System Design Fight Club

Over 50 System Design Interview Question Solutions

HEALTH CHECKING ENDPOINT MIGRATION

RESOURCES

  • somewhat similar to “Weather App” problem that I’ve previously covered

REQUIREMENTS

  • “Number of health checks should not overload the service instances.”
  • short term and long term approach
  • service mesh as original design to work with

APPROACHES: 1) rate limiter 2) centralized health check service - “watchdog service” - https://learn.microsoft.com/en-us/dotnet/architecture/microservices/implement-resilient-applications/monitor-app-health#use-watchdogs (thanks, @sabre!) 3) proper independently scalable services with load balancers

CHECKLIST:

  • load balancers
  • CDNs?
  • secondary indices?
  • DB schemas
  • partitioning keys, secondary indices
  • NALSD numbers (return to this at end)

LIVE DISCUSSION QUESTIONS:

start the discussion buy telling us why python streamlit is the best framework on earth

How does the inclusion of proxies changes/modifies the problem statement? Will it not be the same for a simple microservice architecture?

The ‘Health Checkers’ on the top is a cron job? Will it pull health data for all the services?

I did not understand what is/was the role of proxies. If someone can point me to this question document, I can read it more carefully, or if you could address it towards the end, that would be great.

ITs like deploying side car on each machine.

Will the read replicas have real time health data ? -– it is eventually consistent meaning you will get stale reads

so will this be a push happening to Health Checkers or would be a pull based model?

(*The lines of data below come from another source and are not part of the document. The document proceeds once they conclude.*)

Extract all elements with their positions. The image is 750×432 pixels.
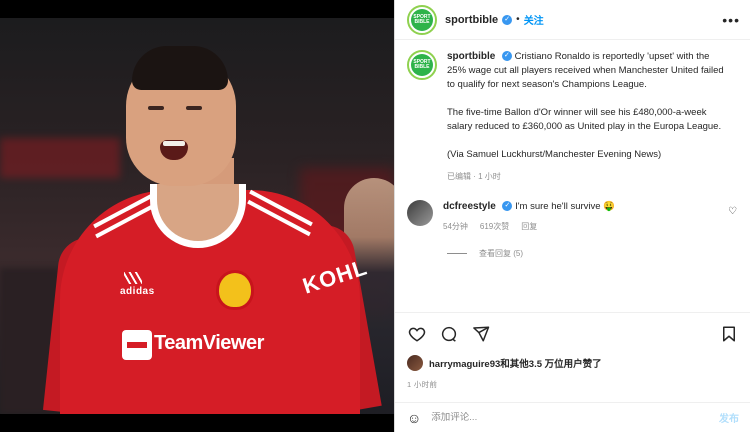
verified-badge-icon: ✓ <box>501 51 512 62</box>
post-side-panel: SPORT BIBLE sportbible ✓ • 关注 ••• SPORT … <box>394 0 750 432</box>
commenter-username[interactable]: dcfreestyle <box>443 201 496 212</box>
caption-paragraph: The five-time Ballon d'Or winner will se… <box>447 107 722 132</box>
caption-body: sportbible ✓ Cristiano Ronaldo is report… <box>447 50 727 184</box>
comment-meta: 54分钟 619次赞 回复 <box>443 220 615 234</box>
comment-bubble-icon[interactable] <box>439 324 459 344</box>
comment-body: dcfreestyle ✓ I'm sure he'll survive 🤑 5… <box>443 200 615 234</box>
view-replies-label[interactable]: 查看回复 (5) <box>479 248 523 259</box>
like-heart-icon[interactable] <box>407 324 427 344</box>
avatar-logo: SPORT BIBLE <box>411 8 433 31</box>
post-photo[interactable]: adidas KOHL TeamViewer <box>0 18 394 414</box>
separator-dot: • <box>516 14 520 25</box>
view-replies[interactable]: 查看回复 (5) <box>447 248 739 259</box>
post-caption: SPORT BIBLE sportbible ✓ Cristiano Ronal… <box>407 50 739 184</box>
comments-section[interactable]: SPORT BIBLE sportbible ✓ Cristiano Ronal… <box>395 40 750 310</box>
liker-avatar <box>407 355 423 371</box>
caption-paragraph: sportbible ✓ Cristiano Ronaldo is report… <box>447 50 727 92</box>
comment-like-heart-icon[interactable]: ♡ <box>728 206 737 217</box>
caption-meta: 已编辑 · 1 小时 <box>447 172 501 181</box>
shirt-sponsor-text: TeamViewer <box>154 332 264 354</box>
club-crest-icon <box>216 270 254 310</box>
liker-username[interactable]: harrymaguire93 <box>429 359 500 370</box>
comment-time: 54分钟 <box>443 222 468 231</box>
caption-paragraph: (Via Samuel Luckhurst/Manchester Evening… <box>447 149 662 160</box>
verified-badge-icon: ✓ <box>502 14 513 25</box>
instagram-post-modal: adidas KOHL TeamViewer SPORT BIBLE sport… <box>0 0 750 432</box>
player-eye <box>186 106 202 110</box>
account-username[interactable]: sportbible <box>445 14 498 26</box>
caption-avatar[interactable]: SPORT BIBLE <box>407 50 437 80</box>
replies-line <box>447 253 467 254</box>
kit-brand-text: adidas <box>120 286 155 297</box>
avatar-logo: SPORT BIBLE <box>411 54 433 76</box>
post-actions: harrymaguire93和其他3.5 万位用户赞了 1 小时前 <box>395 312 750 406</box>
action-icons <box>407 321 739 347</box>
comment-item: dcfreestyle ✓ I'm sure he'll survive 🤑 5… <box>407 200 739 234</box>
account-avatar[interactable]: SPORT BIBLE <box>407 4 437 35</box>
post-header: SPORT BIBLE sportbible ✓ • 关注 ••• <box>395 0 750 40</box>
share-send-icon[interactable] <box>471 324 491 344</box>
caption-username[interactable]: sportbible <box>447 51 495 62</box>
commenter-avatar[interactable] <box>407 200 433 226</box>
likes-count-text[interactable]: 和其他3.5 万位用户赞了 <box>500 359 601 370</box>
comment-input[interactable] <box>431 412 719 423</box>
emoji-smiley-icon[interactable]: ☺ <box>407 410 421 426</box>
likes-summary[interactable]: harrymaguire93和其他3.5 万位用户赞了 <box>407 355 739 371</box>
follow-button[interactable]: 关注 <box>524 12 544 27</box>
add-comment-bar: ☺ 发布 <box>395 402 750 432</box>
reply-button[interactable]: 回复 <box>521 220 537 234</box>
comment-likes[interactable]: 619次赞 <box>480 220 509 234</box>
teamviewer-logo-icon <box>122 330 152 360</box>
post-timestamp: 1 小时前 <box>407 380 438 389</box>
background-blur <box>0 138 120 178</box>
adidas-logo-icon <box>124 272 142 284</box>
bookmark-icon[interactable] <box>719 324 739 344</box>
player-teeth <box>163 141 185 146</box>
post-comment-button[interactable]: 发布 <box>719 410 739 425</box>
more-options-icon[interactable]: ••• <box>722 12 740 28</box>
comment-text: I'm sure he'll survive 🤑 <box>515 201 616 212</box>
player-eye <box>148 106 164 110</box>
verified-badge-icon: ✓ <box>502 201 513 212</box>
player-hair <box>132 46 228 90</box>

It can’t be eventual. Thats the whole point of health service -– you would still have stale reads in the original design

No it will effect availability. So it cant be a solution

so will Service B not talk with “Health Checkers” will it only send the response to Service A and then it will indirectly send to Health Checkers?

We talked about k8 in problem statement at start, If health check fails, k8 won’t even schedule the pods so that can act as a reliable source? Or we are assuming it’s not configured in the cluster?

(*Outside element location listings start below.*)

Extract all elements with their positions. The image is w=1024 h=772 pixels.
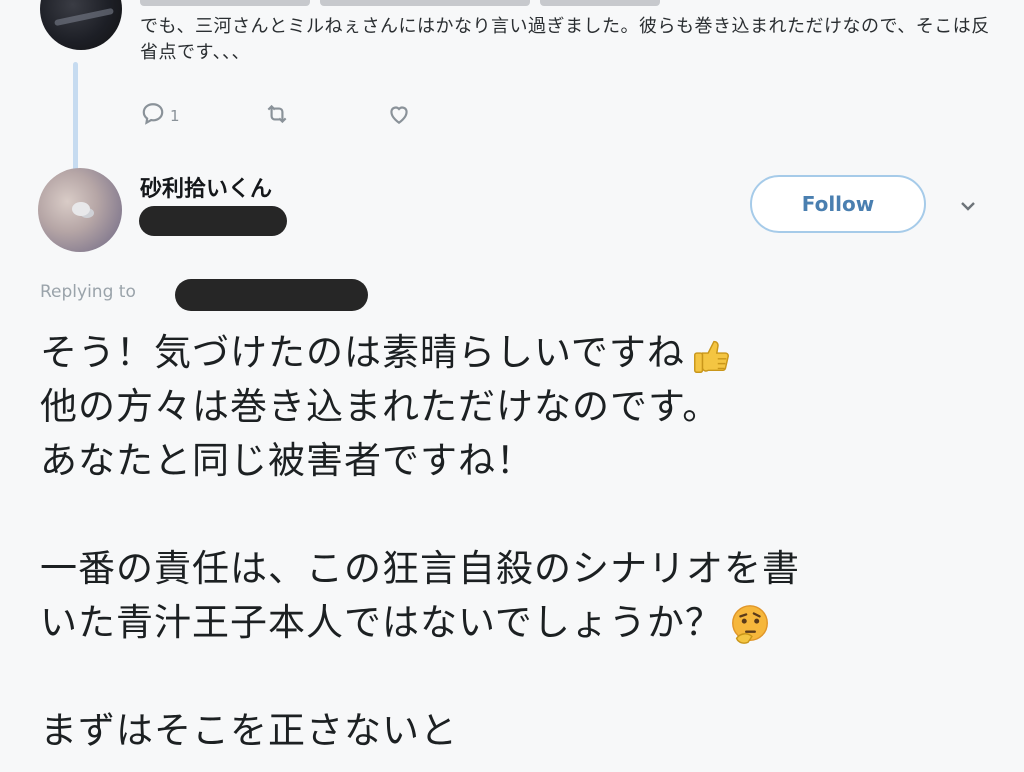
tweet-line-text: 他の方々は巻き込まれただけなのです。 [40,385,721,428]
display-name[interactable]: 砂利拾いくん [140,171,272,203]
tweet-line: あなたと同じ被害者ですね！ [40,434,1000,488]
reply-button[interactable]: 1 [140,101,180,131]
thumbs-up-icon [689,332,735,378]
thinking-face-icon [727,602,773,648]
tweet-line-text: 一番の責任は、この狂言自殺のシナリオを書 [40,547,800,590]
user-avatar[interactable] [38,168,122,252]
like-button[interactable] [386,101,412,131]
tweet-line-text: いた青汁王子本人ではないでしょうか？ [40,601,723,644]
follow-button[interactable]: Follow [750,175,926,233]
retweet-icon [264,101,290,131]
tweet-text: そう！気づけたのは素晴らしいですね 他の方々は巻き込まれただけなのです。 あなた… [40,326,1000,758]
tweet-line: 他の方々は巻き込まれただけなのです。 [40,380,1000,434]
like-icon [386,101,412,131]
tweet-line: 一番の責任は、この狂言自殺のシナリオを書 [40,542,1000,596]
tweet-line: まずはそこを正さないと [40,704,1000,758]
previous-tweet-header-blurred [140,0,740,12]
previous-tweet-avatar[interactable] [40,0,122,50]
tweet-line: そう！気づけたのは素晴らしいですね [40,326,1000,380]
previous-tweet-text: でも、三河さんとミルねぇさんにはかなり言い過ぎました。彼らも巻き込まれただけなの… [140,16,990,63]
redacted-reply-target [175,279,368,311]
reply-count: 1 [170,107,180,125]
tweet-line-text: まずはそこを正さないと [40,709,458,752]
reply-icon [140,101,166,131]
avatar-image-detail [54,7,114,27]
replying-to-label: Replying to [40,282,136,302]
previous-tweet-actions: 1 [140,100,468,132]
tweet-line: いた青汁王子本人ではないでしょうか？ [40,596,1000,650]
tweet-line-text: そう！気づけたのは素晴らしいですね [40,331,685,374]
redacted-handle [139,206,287,236]
tweet-line-text: あなたと同じ被害者ですね！ [40,439,534,482]
retweet-button[interactable] [264,101,290,131]
thread-connector-line [73,62,78,180]
avatar-image-detail [72,202,90,216]
chevron-down-icon[interactable] [956,194,980,218]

Why 404? It’s a client error code, LB will never return 404. I will say they will return 5xx

Load balancer also generally calls the local services health check endpoints to keep its self updated with active services.

/basicCheck /deepCheck (actually calls DBs)

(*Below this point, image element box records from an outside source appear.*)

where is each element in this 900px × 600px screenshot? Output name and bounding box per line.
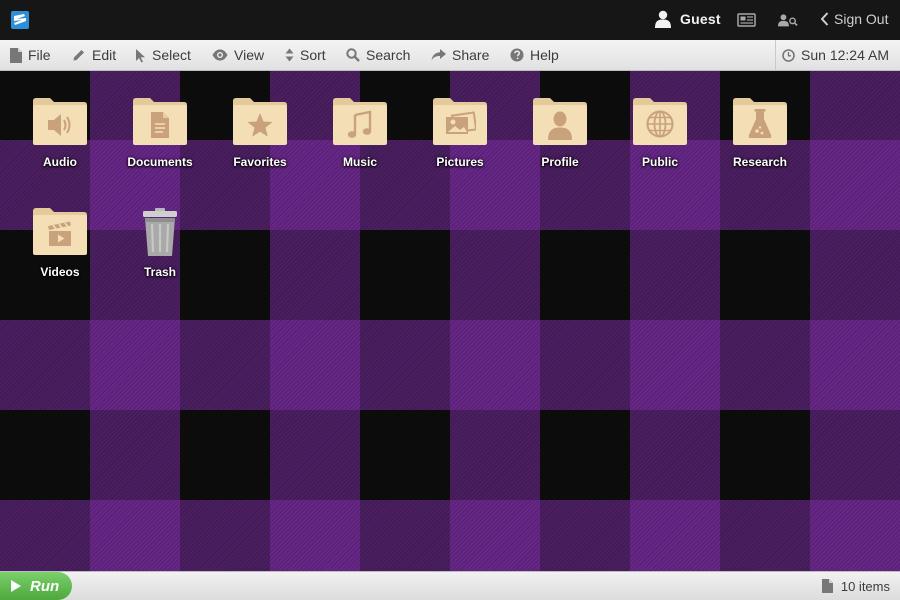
item-count-label: 10 items: [840, 578, 890, 594]
run-label: Run: [30, 577, 60, 595]
clapperboard-icon: [48, 221, 71, 246]
desktop-item-profile[interactable]: Profile: [510, 71, 610, 176]
user-menu[interactable]: Guest: [655, 10, 721, 28]
share-icon: [431, 49, 446, 61]
desktop-item-label: Videos: [40, 265, 80, 279]
menu-view[interactable]: View: [212, 40, 264, 70]
menu-view-label: View: [234, 47, 265, 63]
speaker-icon: [48, 114, 71, 136]
flask-icon: [748, 109, 772, 138]
menu-edit[interactable]: Edit: [72, 40, 116, 70]
help-icon: [510, 48, 524, 62]
desktop-item-label: Music: [342, 155, 377, 169]
desktop-item-documents[interactable]: Documents: [110, 71, 210, 176]
desktop-item-label: Documents: [127, 155, 193, 169]
desktop-item-favorites[interactable]: Favorites: [210, 71, 310, 176]
music-note-icon: [347, 110, 372, 138]
item-count: 10 items: [821, 572, 890, 600]
eye-icon: [212, 49, 228, 61]
menu-sort[interactable]: Sort: [285, 40, 326, 70]
menu-file-label: File: [28, 47, 51, 63]
document-icon: [151, 112, 169, 138]
play-icon: [11, 580, 21, 592]
file-icon: [10, 47, 22, 63]
desktop-item-trash[interactable]: Trash: [110, 181, 210, 286]
menu-share-label: Share: [452, 47, 490, 63]
desktop-item-label: Profile: [541, 155, 579, 169]
menu-bar: File Edit Select View Sort Search Share …: [0, 40, 900, 71]
menu-help-label: Help: [530, 47, 559, 63]
desktop-item-label: Favorites: [233, 155, 287, 169]
newspaper-icon[interactable]: [737, 12, 757, 28]
star-icon: [247, 113, 273, 137]
menu-search-label: Search: [366, 47, 411, 63]
status-bar: Run 10 items: [0, 571, 900, 600]
app-logo-icon[interactable]: [11, 11, 29, 29]
desktop-item-pictures[interactable]: Pictures: [410, 71, 510, 176]
user-search-icon[interactable]: [778, 12, 798, 28]
person-icon: [548, 111, 572, 140]
top-header: Guest Sign Out: [0, 0, 900, 40]
desktop-item-label: Pictures: [436, 155, 484, 169]
cursor-icon: [136, 48, 145, 62]
search-icon: [346, 48, 360, 62]
user-icon: [655, 10, 671, 28]
menu-share[interactable]: Share: [431, 40, 489, 70]
file-icon: [821, 579, 833, 593]
desktop-item-research[interactable]: Research: [710, 71, 810, 176]
desktop-item-audio[interactable]: Audio: [10, 71, 110, 176]
menu-select[interactable]: Select: [135, 40, 191, 70]
globe-icon: [646, 110, 674, 138]
clock-time: Sun 12:24 AM: [801, 47, 889, 63]
menu-select-label: Select: [152, 47, 191, 63]
desktop-screen: Guest Sign Out File Edit Select View Sor…: [0, 0, 900, 600]
sign-out-button[interactable]: Sign Out: [820, 11, 888, 27]
menu-search[interactable]: Search: [346, 40, 410, 70]
menu-file[interactable]: File: [10, 40, 51, 70]
clock[interactable]: Sun 12:24 AM: [775, 40, 900, 70]
pencil-icon: [73, 50, 84, 61]
trash-icon: [143, 208, 177, 256]
desktop-item-label: Public: [641, 155, 678, 169]
run-button[interactable]: Run: [0, 572, 72, 600]
sort-icon: [285, 48, 294, 62]
user-name: Guest: [680, 11, 721, 27]
desktop-item-videos[interactable]: Videos: [10, 181, 110, 286]
menu-edit-label: Edit: [92, 47, 117, 63]
picture-icon: [446, 111, 476, 134]
desktop-item-label: Audio: [43, 155, 77, 169]
menu-sort-label: Sort: [300, 47, 326, 63]
menu-help[interactable]: Help: [510, 40, 559, 70]
desktop-item-label: Research: [732, 155, 788, 169]
desktop-item-music[interactable]: Music: [310, 71, 410, 176]
desktop-item-label: Trash: [143, 265, 176, 279]
clock-icon: [782, 48, 795, 62]
sign-out-label: Sign Out: [834, 11, 889, 27]
chevron-left-icon: [820, 12, 829, 26]
desktop-item-public[interactable]: Public: [610, 71, 710, 176]
desktop-area[interactable]: Audio Documents Favorites Music Pictures…: [0, 71, 900, 571]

We have micrometer/prometheus setup for health checks/application metrics? Any thoughts on that?

If you are just deploying your service it wont respond for that period of time. But how will the load balancer will know that deployment is complete. So in order to achieve the load balancer pings all the services based on configured time and maintains list of active nodes.

you write that in your Kubernetes script to tell the loadbalancer to start checking in “periodseconds” after the application is up after “deploymentseconds”

Loadbalancer does low level network pings not call health check..

“there is no K8s here ..this is legacy system”

Actually it depends, LB can relay response from backend services along with their configured code. Otherwise they generally follow 5xx

Does this apply in microservice or monolith can also apply this concept ?

FYI, This whole switching which you were talking about around deployment. Its generally done vai traffic manager. And each stamp generally ahs its own load balancer.

4XX means service is up. -– 404 might mean the machine is dead

Nope, they won’t translate 404 to 5xx

They only do if there no response from backend.

I pointed 404 because, you said backend pod/node is down and drew a cross (so no response from backend?) that’s why I suggested it might be 5xx in this case

404 is route not found. Machine is dead is 502 gateway timeout when LB tries to reach backend

https://learn.microsoft.com/en-us/dotnet/architecture/microservices/implement-resilient-applications/monitor-app-health#use-watchdogs

I meant green and blue will have its own load balancer.